### Raking to complete missing data

08 December 12. [link] PDF version

In this episode, we start with a data set with some complete observations and some observations with certain dimensions missing, and generate a PMF for the values of the complete data that accommodates all of the information in the partially-observed observations.

Further, we're going to do this using the same off-the-shelf raking routine as used in the last few episodes to adjust one data set toward another and to generate synthetic data.

Last timeLast time, when I showed you how we can synthesize data via raking, I presented a little trick to specify the table of margins, by including margins with missing values (represented by the IEEE NaN marker). If I have this data--

 X Y Z count NaN 2 3 10 1 2 3 10 1 NaN 3 10

--then the (Y, Z) margin of (2, 3) has total weight of 20 on it, as does the (X, Z) margin of (1, 3) . For synthesis, the trick of specifying NaNs but summing to not-NaN margins let me specify margins directly, rather than thinking about how I could invent a data set that happens to have the right margins.

This time, we'll read the NaNs as missing data. Having NaNs mixed in all over like this is formally known as a non-monotone missingness pattern, but I prefer the term Swiss cheese data.
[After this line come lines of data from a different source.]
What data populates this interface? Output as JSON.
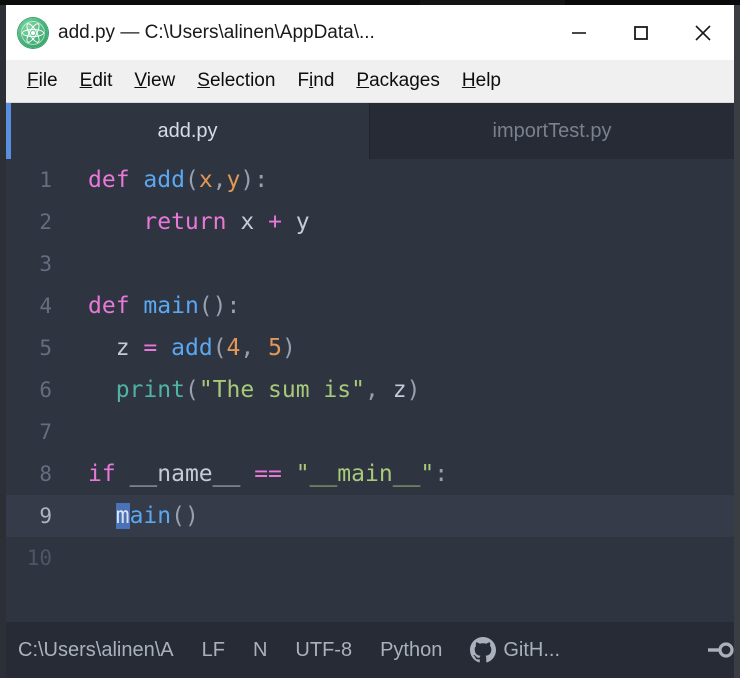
{
  "window": {
    "title": "add.py — C:\\Users\\alinen\\AppData\\...",
    "app_icon": "atom-logo-icon",
    "controls": {
      "minimize": "minimize-icon",
      "maximize": "maximize-icon",
      "close": "close-icon"
    }
  },
  "menubar": {
    "items": [
      {
        "label": "File",
        "accel_index": 0
      },
      {
        "label": "Edit",
        "accel_index": 0
      },
      {
        "label": "View",
        "accel_index": 0
      },
      {
        "label": "Selection",
        "accel_index": 0
      },
      {
        "label": "Find",
        "accel_index": 1
      },
      {
        "label": "Packages",
        "accel_index": 0
      },
      {
        "label": "Help",
        "accel_index": 0
      }
    ]
  },
  "tabs": [
    {
      "label": "add.py",
      "active": true
    },
    {
      "label": "importTest.py",
      "active": false
    }
  ],
  "editor": {
    "active_line": 9,
    "lines": [
      {
        "n": "1",
        "text": "def add(x,y):"
      },
      {
        "n": "2",
        "text": "    return x + y"
      },
      {
        "n": "3",
        "text": ""
      },
      {
        "n": "4",
        "text": "def main():"
      },
      {
        "n": "5",
        "text": "  z = add(4, 5)"
      },
      {
        "n": "6",
        "text": "  print(\"The sum is\", z)"
      },
      {
        "n": "7",
        "text": ""
      },
      {
        "n": "8",
        "text": "if __name__ == \"__main__\":"
      },
      {
        "n": "9",
        "text": "  main()"
      },
      {
        "n": "10",
        "text": ""
      }
    ],
    "cursor_char": "m"
  },
  "statusbar": {
    "path": "C:\\Users\\alinen\\A",
    "line_ending": "LF",
    "indicator": "N",
    "encoding": "UTF-8",
    "grammar": "Python",
    "github_label": "GitH...",
    "github_icon": "github-icon",
    "branch_icon": "git-branch-icon"
  },
  "colors": {
    "editor_bg": "#2e3440",
    "tabbar_bg": "#262b35",
    "active_tab_bg": "#2e3440",
    "accent_blue": "#5a8fe0",
    "keyword": "#e879d8",
    "function": "#5aa8f2",
    "string": "#a8c97a",
    "number": "#e39857",
    "builtin": "#4fb3a5",
    "cursor_selection": "#4a72b8"
  }
}
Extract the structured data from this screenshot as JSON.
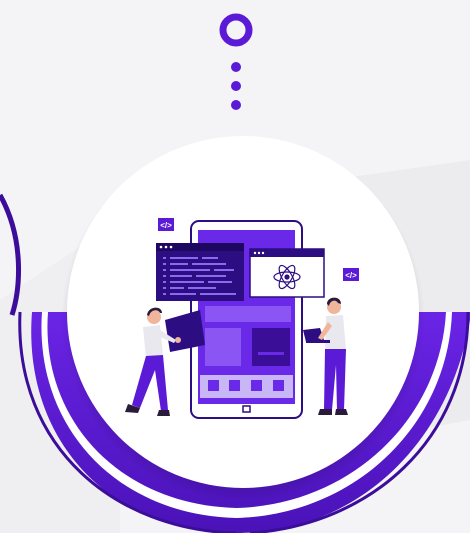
{
  "colors": {
    "background": "#f4f4f6",
    "accent": "#5b1bd6",
    "accent_dark": "#3c0d9b",
    "accent_light": "#7a3ef0",
    "circle": "#ffffff",
    "skin": "#f0b69b",
    "hair": "#2b1b3a",
    "code_panel": "#2d0d82"
  },
  "illustration": {
    "code_badge_text": "</>",
    "react_icon": "react-atom-icon",
    "description_icons": [
      "code-badge-icon",
      "react-atom-icon",
      "phone-home-button-icon"
    ]
  }
}
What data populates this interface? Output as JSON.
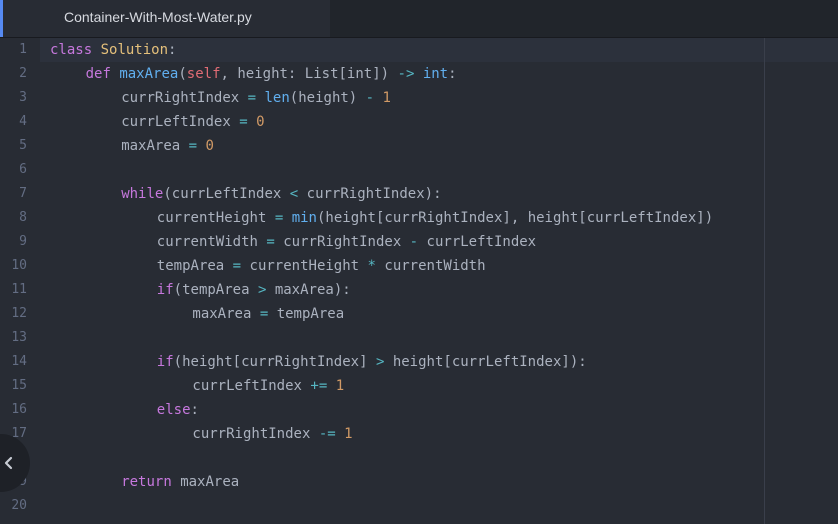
{
  "tab": {
    "title": "Container-With-Most-Water.py"
  },
  "colors": {
    "background": "#282c34",
    "keyword": "#c678dd",
    "function": "#61afef",
    "class": "#e5c07b",
    "number": "#d19a66",
    "operator": "#56b6c2",
    "self": "#e06c75",
    "plain": "#abb2bf",
    "line_number": "#636d83",
    "tab_accent": "#568af2"
  },
  "nav": {
    "icon": "chevron-left-icon"
  },
  "line_numbers": [
    "1",
    "2",
    "3",
    "4",
    "5",
    "6",
    "7",
    "8",
    "9",
    "10",
    "11",
    "12",
    "13",
    "14",
    "15",
    "16",
    "17",
    "",
    "19",
    "20"
  ],
  "code_lines": [
    {
      "num": "1",
      "indent": 0,
      "tokens": [
        {
          "t": "class",
          "c": "keyword"
        },
        {
          "t": " ",
          "c": "plain"
        },
        {
          "t": "Solution",
          "c": "class"
        },
        {
          "t": ":",
          "c": "plain"
        }
      ]
    },
    {
      "num": "2",
      "indent": 1,
      "tokens": [
        {
          "t": "def",
          "c": "keyword"
        },
        {
          "t": " ",
          "c": "plain"
        },
        {
          "t": "maxArea",
          "c": "function"
        },
        {
          "t": "(",
          "c": "plain"
        },
        {
          "t": "self",
          "c": "self"
        },
        {
          "t": ", height: List[int]) ",
          "c": "plain"
        },
        {
          "t": "->",
          "c": "operator"
        },
        {
          "t": " ",
          "c": "plain"
        },
        {
          "t": "int",
          "c": "function"
        },
        {
          "t": ":",
          "c": "plain"
        }
      ]
    },
    {
      "num": "3",
      "indent": 2,
      "tokens": [
        {
          "t": "currRightIndex ",
          "c": "plain"
        },
        {
          "t": "=",
          "c": "operator"
        },
        {
          "t": " ",
          "c": "plain"
        },
        {
          "t": "len",
          "c": "function"
        },
        {
          "t": "(height) ",
          "c": "plain"
        },
        {
          "t": "-",
          "c": "operator"
        },
        {
          "t": " ",
          "c": "plain"
        },
        {
          "t": "1",
          "c": "number"
        }
      ]
    },
    {
      "num": "4",
      "indent": 2,
      "tokens": [
        {
          "t": "currLeftIndex ",
          "c": "plain"
        },
        {
          "t": "=",
          "c": "operator"
        },
        {
          "t": " ",
          "c": "plain"
        },
        {
          "t": "0",
          "c": "number"
        }
      ]
    },
    {
      "num": "5",
      "indent": 2,
      "tokens": [
        {
          "t": "maxArea ",
          "c": "plain"
        },
        {
          "t": "=",
          "c": "operator"
        },
        {
          "t": " ",
          "c": "plain"
        },
        {
          "t": "0",
          "c": "number"
        }
      ]
    },
    {
      "num": "6",
      "indent": 0,
      "tokens": []
    },
    {
      "num": "7",
      "indent": 2,
      "tokens": [
        {
          "t": "while",
          "c": "keyword"
        },
        {
          "t": "(currLeftIndex ",
          "c": "plain"
        },
        {
          "t": "<",
          "c": "operator"
        },
        {
          "t": " currRightIndex):",
          "c": "plain"
        }
      ]
    },
    {
      "num": "8",
      "indent": 3,
      "tokens": [
        {
          "t": "currentHeight ",
          "c": "plain"
        },
        {
          "t": "=",
          "c": "operator"
        },
        {
          "t": " ",
          "c": "plain"
        },
        {
          "t": "min",
          "c": "function"
        },
        {
          "t": "(height[currRightIndex], height[currLeftIndex])",
          "c": "plain"
        }
      ]
    },
    {
      "num": "9",
      "indent": 3,
      "tokens": [
        {
          "t": "currentWidth ",
          "c": "plain"
        },
        {
          "t": "=",
          "c": "operator"
        },
        {
          "t": " currRightIndex ",
          "c": "plain"
        },
        {
          "t": "-",
          "c": "operator"
        },
        {
          "t": " currLeftIndex",
          "c": "plain"
        }
      ]
    },
    {
      "num": "10",
      "indent": 3,
      "tokens": [
        {
          "t": "tempArea ",
          "c": "plain"
        },
        {
          "t": "=",
          "c": "operator"
        },
        {
          "t": " currentHeight ",
          "c": "plain"
        },
        {
          "t": "*",
          "c": "operator"
        },
        {
          "t": " currentWidth",
          "c": "plain"
        }
      ]
    },
    {
      "num": "11",
      "indent": 3,
      "tokens": [
        {
          "t": "if",
          "c": "keyword"
        },
        {
          "t": "(tempArea ",
          "c": "plain"
        },
        {
          "t": ">",
          "c": "operator"
        },
        {
          "t": " maxArea):",
          "c": "plain"
        }
      ]
    },
    {
      "num": "12",
      "indent": 4,
      "tokens": [
        {
          "t": "maxArea ",
          "c": "plain"
        },
        {
          "t": "=",
          "c": "operator"
        },
        {
          "t": " tempArea",
          "c": "plain"
        }
      ]
    },
    {
      "num": "13",
      "indent": 0,
      "tokens": []
    },
    {
      "num": "14",
      "indent": 3,
      "tokens": [
        {
          "t": "if",
          "c": "keyword"
        },
        {
          "t": "(height[currRightIndex] ",
          "c": "plain"
        },
        {
          "t": ">",
          "c": "operator"
        },
        {
          "t": " height[currLeftIndex]):",
          "c": "plain"
        }
      ]
    },
    {
      "num": "15",
      "indent": 4,
      "tokens": [
        {
          "t": "currLeftIndex ",
          "c": "plain"
        },
        {
          "t": "+=",
          "c": "operator"
        },
        {
          "t": " ",
          "c": "plain"
        },
        {
          "t": "1",
          "c": "number"
        }
      ]
    },
    {
      "num": "16",
      "indent": 3,
      "tokens": [
        {
          "t": "else",
          "c": "keyword"
        },
        {
          "t": ":",
          "c": "plain"
        }
      ]
    },
    {
      "num": "17",
      "indent": 4,
      "tokens": [
        {
          "t": "currRightIndex ",
          "c": "plain"
        },
        {
          "t": "-=",
          "c": "operator"
        },
        {
          "t": " ",
          "c": "plain"
        },
        {
          "t": "1",
          "c": "number"
        }
      ]
    },
    {
      "num": "",
      "indent": 0,
      "tokens": []
    },
    {
      "num": "19",
      "indent": 2,
      "tokens": [
        {
          "t": "return",
          "c": "keyword"
        },
        {
          "t": " maxArea",
          "c": "plain"
        }
      ]
    },
    {
      "num": "20",
      "indent": 0,
      "tokens": []
    }
  ]
}
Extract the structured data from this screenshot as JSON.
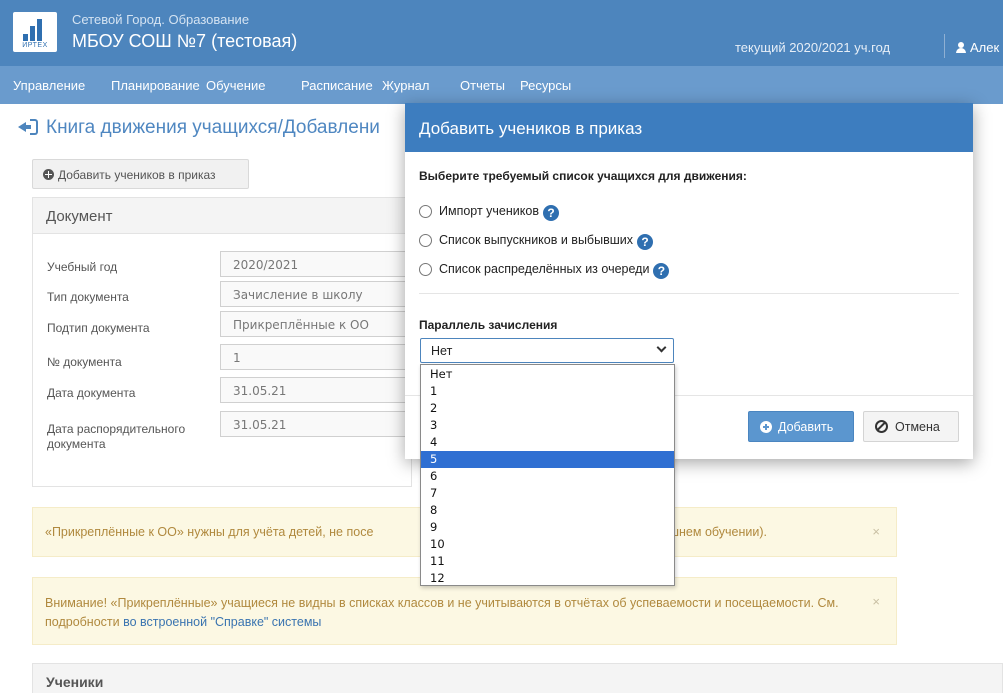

Simply summing the observations to margins produces a set of margins that includes the observed information, including what information is embodied in partially observed data. But we don't just want margins, we want the probabilities for specific cells.

We can use the complete data as a starting point, and rake to find the closest data set consistent with the complete information in the margins. The final result can be proven to have some desirable properties; see Little & Rubin for details (Amazon page). They view the problem as a Bayesian updating problem, using the information in the partially-observed observations to update the distribution of the fully-observed cells, and they arrive at the same raking algorithm here. Note, by the way, that their text uses only individual contrasts (in the notation here, .contrasts=(char *[]){"X", "Y", "Z"}) but nothing keeps us from using higher margins as well, like .contrasts=(char *[]){"X|Y", "X|Z", "X|Z"}. Doing so would allow us to retain more cross-dimension information than their treatment.

Here's the cut-n-pasteable sample code. It's longer than before (and more Apophenia-specific) because I added a little function to make draws from the resulting completed table. That function estimates a model from the data set, via apop_estimate(d, apop_pmf), then draws rows of data from the PMF. The rows get written to a new data set that the function allocates and fills.

Also, there's a weighting step, currently commented out, which I'll discuss below.

apop_text_to_db -O  -d="|" '-' cheese nans.db <<"----------"
row | col | weight
1 |  1 |   5
1 |  2 |   5
2 |  1 |   5
2 |  2 |   5
1 |  nan |   5
2 |  nan |   15
nan |  1 |   15
nan |  2 |   5
----------

cat <<"----------" > rake.c
#include <apop.h>

apop_data* make_draws(apop_data *d, int count, gsl_rng *r){
apop_data *draws=apop_data_alloc(count, d->matrix->size2);
apop_model *m = apop_estimate(d, apop_pmf);
for (int i=0; i< count; i++){
Apop_row(draws, i, onerow);
apop_draw(onerow->data, r, m);
}
apop_data_show(draws);
return draws;
}

int main(){
apop_db_open("nans.db");
apop_table_exists("init", 'd');
apop_query("create table init as select * from cheese "
"where row + col is not null");
apop_data *filledin= apop_rake(.margin_table="cheese", .count_col="weight",
.contrasts=(char*[]){"row", "col"}, .contrast_ct=2,
.init_table="init", .init_count_col="weight",);
//gsl_vector_scale(filledin->weights, 1./apop_vector_sum(filledin->weights));
apop_data_show(filledin);

gsl_rng *r = apop_rng_alloc(342134);
make_draws(filledin, 20, r);
}
----------

export CFLAGS="-g -Wall -O3  pkg-config --cflags apophenia"
export LDLIBS="pkg-config --libs apophenia" CC=c99
make -s rake && ./rake


One detail about the setup above: the totals might not be right. Say that our contrasts were Z and X| Y ; then the first contrast has a total not-NaN weight of 30, and the second has a total not-NaN weight of 10. The raking algorithm would thus rescale the table to sum to weight 30, then rescale to sum to weight 10, back and forth ad nauseum. The test for convergence only occurs at the end of a full round of raking, so the algorithm can still halt, but the total weight in the table will be determined by that last contrast. In this case, we'd have a total weight of ten; if we had ordered the contrasts to be X| Y then Z , we'd have weight 30. One option would be to add a reweighting step at the end of the sample code above, which I left in as a comment. It's unnecessary here because if the data gets treated as a PMF, the total weight of the vector of weights doesn't matter anyway. For other uses, you might want the scaling explicitly done.